The picture above is of a fascinating painting by Caspar David Friedrich  (1774–1840), who more than any other painter represents the German Romanticism. The two men, seen from the back, are standing in awe before a nature which is animated by the presence od something higher, which to Friedrich was the Creator God. In his pictures, Friedrich not only confesses a fascination to the nature, but also a Christian faith. Therefore it is not correct to make him a pantheist, nor to make Nazi interpretations of him. But nevertheless, it come from a Germany, right after the Napoleon wars, where the establishing and strengthening of a national identity is of key importance. One main movement for this goal was the Burschenschaften, student organisations, who were forerunners for German nationalism. The hats on the heads of the two men were by the time of the painting prohibited in Germany. It represented the longing for a unified Germany, an idea which was among the most urgent and dominant in German history during the 19th century. To wear the costume was a confession indeed (see http://hss.ulb.uni-bonn.de:90/ulb_bonn/diss_online/phil_fak/2002/schneider_eva_maria/0083_1.pdf).

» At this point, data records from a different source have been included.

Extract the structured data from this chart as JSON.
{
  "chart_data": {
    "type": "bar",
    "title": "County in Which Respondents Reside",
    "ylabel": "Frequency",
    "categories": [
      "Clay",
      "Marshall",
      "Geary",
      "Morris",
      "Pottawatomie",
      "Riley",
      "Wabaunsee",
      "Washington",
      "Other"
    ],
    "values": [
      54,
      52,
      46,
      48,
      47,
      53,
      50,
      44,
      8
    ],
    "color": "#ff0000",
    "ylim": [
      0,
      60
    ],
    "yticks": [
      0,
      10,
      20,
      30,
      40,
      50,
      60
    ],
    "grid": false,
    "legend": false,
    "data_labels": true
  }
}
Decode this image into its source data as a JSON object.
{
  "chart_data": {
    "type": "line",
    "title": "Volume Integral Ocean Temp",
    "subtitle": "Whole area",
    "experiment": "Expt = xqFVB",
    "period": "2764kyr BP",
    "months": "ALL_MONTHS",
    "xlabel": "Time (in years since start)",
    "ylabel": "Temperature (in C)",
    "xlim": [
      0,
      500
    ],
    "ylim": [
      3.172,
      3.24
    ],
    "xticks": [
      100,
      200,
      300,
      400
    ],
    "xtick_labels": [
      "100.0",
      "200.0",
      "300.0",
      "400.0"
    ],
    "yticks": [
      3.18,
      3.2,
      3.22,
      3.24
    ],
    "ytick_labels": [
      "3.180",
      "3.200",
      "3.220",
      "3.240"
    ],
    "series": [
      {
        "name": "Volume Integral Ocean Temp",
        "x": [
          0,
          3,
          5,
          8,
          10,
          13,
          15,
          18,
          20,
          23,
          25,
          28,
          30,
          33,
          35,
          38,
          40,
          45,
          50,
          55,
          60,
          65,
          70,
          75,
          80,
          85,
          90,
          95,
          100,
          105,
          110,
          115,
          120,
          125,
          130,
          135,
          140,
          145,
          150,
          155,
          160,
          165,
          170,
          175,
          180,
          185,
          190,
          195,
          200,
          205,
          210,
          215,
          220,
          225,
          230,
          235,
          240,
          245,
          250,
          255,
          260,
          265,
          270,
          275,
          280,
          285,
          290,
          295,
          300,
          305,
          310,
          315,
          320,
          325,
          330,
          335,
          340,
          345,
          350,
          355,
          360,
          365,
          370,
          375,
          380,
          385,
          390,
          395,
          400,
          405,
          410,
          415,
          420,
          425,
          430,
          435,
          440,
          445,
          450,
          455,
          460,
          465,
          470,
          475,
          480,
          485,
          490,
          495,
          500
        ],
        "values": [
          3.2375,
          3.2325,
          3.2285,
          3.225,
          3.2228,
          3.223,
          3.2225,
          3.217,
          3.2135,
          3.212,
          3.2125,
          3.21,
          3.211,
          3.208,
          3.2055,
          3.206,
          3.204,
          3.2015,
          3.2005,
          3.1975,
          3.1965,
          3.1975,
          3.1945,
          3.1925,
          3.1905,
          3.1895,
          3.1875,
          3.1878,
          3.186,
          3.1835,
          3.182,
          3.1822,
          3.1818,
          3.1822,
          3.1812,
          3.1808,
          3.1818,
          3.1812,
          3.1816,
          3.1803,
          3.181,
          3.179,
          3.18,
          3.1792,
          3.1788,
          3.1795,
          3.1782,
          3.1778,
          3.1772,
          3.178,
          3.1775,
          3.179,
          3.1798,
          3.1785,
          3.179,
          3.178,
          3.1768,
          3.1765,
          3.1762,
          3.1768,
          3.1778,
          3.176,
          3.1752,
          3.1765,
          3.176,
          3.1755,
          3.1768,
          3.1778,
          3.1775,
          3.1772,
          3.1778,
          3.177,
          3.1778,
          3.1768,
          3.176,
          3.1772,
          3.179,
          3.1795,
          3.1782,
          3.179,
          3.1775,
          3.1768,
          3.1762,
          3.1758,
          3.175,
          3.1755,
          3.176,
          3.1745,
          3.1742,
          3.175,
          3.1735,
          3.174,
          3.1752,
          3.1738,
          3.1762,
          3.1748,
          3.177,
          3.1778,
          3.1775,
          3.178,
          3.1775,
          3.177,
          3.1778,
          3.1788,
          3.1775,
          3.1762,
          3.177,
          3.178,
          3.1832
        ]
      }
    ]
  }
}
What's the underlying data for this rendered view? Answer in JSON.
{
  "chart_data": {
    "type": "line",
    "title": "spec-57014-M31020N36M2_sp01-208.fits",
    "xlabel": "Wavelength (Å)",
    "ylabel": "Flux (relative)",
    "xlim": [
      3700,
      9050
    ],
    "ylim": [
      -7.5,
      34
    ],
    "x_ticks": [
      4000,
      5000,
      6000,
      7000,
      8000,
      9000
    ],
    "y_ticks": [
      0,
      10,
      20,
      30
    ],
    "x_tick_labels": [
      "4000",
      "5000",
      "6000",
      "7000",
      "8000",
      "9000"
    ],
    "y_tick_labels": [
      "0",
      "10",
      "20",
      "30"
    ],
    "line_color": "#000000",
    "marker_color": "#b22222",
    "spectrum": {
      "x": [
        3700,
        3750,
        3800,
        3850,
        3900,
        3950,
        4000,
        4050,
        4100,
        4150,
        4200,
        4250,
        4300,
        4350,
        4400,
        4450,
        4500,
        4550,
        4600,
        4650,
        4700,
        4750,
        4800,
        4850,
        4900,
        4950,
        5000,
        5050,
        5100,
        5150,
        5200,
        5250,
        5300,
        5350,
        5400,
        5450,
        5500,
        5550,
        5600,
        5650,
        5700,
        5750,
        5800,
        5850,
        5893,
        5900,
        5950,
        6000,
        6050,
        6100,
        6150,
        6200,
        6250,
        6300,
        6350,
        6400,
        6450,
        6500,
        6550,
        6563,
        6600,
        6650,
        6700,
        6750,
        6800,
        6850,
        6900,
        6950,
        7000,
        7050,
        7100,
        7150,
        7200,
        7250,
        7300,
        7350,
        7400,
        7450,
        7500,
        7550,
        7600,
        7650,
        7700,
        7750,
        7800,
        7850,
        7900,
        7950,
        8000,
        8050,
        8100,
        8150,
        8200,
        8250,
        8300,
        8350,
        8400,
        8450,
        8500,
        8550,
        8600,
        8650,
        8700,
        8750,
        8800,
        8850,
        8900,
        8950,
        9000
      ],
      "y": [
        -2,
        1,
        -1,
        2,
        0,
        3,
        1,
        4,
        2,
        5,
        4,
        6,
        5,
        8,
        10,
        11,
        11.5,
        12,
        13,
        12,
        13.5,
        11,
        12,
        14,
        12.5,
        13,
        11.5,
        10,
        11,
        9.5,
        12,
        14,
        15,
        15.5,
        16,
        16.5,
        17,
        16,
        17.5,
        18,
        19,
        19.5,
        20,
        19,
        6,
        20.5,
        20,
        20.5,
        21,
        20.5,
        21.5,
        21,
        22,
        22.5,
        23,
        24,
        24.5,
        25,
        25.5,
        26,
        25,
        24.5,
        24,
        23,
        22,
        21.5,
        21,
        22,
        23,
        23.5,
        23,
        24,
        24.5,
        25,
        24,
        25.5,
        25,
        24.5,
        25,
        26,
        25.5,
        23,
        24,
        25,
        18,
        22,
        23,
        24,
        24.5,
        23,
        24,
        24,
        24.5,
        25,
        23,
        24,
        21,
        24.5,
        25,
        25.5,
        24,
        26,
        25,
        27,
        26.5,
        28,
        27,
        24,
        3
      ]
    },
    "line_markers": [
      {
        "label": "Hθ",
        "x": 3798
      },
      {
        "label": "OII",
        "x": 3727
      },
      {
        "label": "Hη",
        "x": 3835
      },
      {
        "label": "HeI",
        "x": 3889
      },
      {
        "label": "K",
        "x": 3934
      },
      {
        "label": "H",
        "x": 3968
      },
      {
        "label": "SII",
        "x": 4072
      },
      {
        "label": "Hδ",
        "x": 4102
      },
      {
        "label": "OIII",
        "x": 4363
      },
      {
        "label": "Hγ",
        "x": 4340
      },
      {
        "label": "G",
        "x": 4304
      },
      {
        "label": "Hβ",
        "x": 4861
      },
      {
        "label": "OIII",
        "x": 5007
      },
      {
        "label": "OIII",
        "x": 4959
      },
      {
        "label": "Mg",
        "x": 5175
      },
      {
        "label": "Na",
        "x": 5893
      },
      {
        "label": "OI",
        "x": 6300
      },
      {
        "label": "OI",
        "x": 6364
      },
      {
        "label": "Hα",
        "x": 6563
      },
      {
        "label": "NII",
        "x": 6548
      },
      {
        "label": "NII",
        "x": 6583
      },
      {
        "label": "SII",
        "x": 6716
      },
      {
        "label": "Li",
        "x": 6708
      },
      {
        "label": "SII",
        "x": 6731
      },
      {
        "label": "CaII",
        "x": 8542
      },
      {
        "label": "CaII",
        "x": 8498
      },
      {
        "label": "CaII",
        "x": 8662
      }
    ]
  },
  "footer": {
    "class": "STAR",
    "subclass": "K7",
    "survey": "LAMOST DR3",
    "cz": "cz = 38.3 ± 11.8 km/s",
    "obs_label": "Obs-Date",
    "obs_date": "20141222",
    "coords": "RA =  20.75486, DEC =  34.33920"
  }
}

What has this with exegesis to do? Nothing with the New Testament text, but definitely with the symbolic world of the interpreters. In this nationalistic wave, Jews and Judaism also became more and more of a foreign element. As Herder had put it, describing the Jews:

For thousands of years, yes, almost since its inception, God’s people [. . .] has been a parasitic plant on the trunks of
other nations—a race of shrewd negotiators, almost all over the world,
which despite all oppression never longs for its own honour and abode,
never for a homeland.

For example, de Wette was deeply inspired by the nationalistic movement emanating from the national revival after the Napoleonic wars. And this affects his exegetical positions. More about this in my chapter on de Wette and Herder in my book Roots of theological anti-Semitism.

No shadow over Caspar David Friedrich for this—but it is interesting how the early nationalistic movement of Germany expresses itself in art. Including the costume. For me, looking at a great exhibition of Friedrich’s art was part of my on-going search for keys to the symbolic worlds of the German exegetes who formed modern exegesis and its views of Jews and Judaism.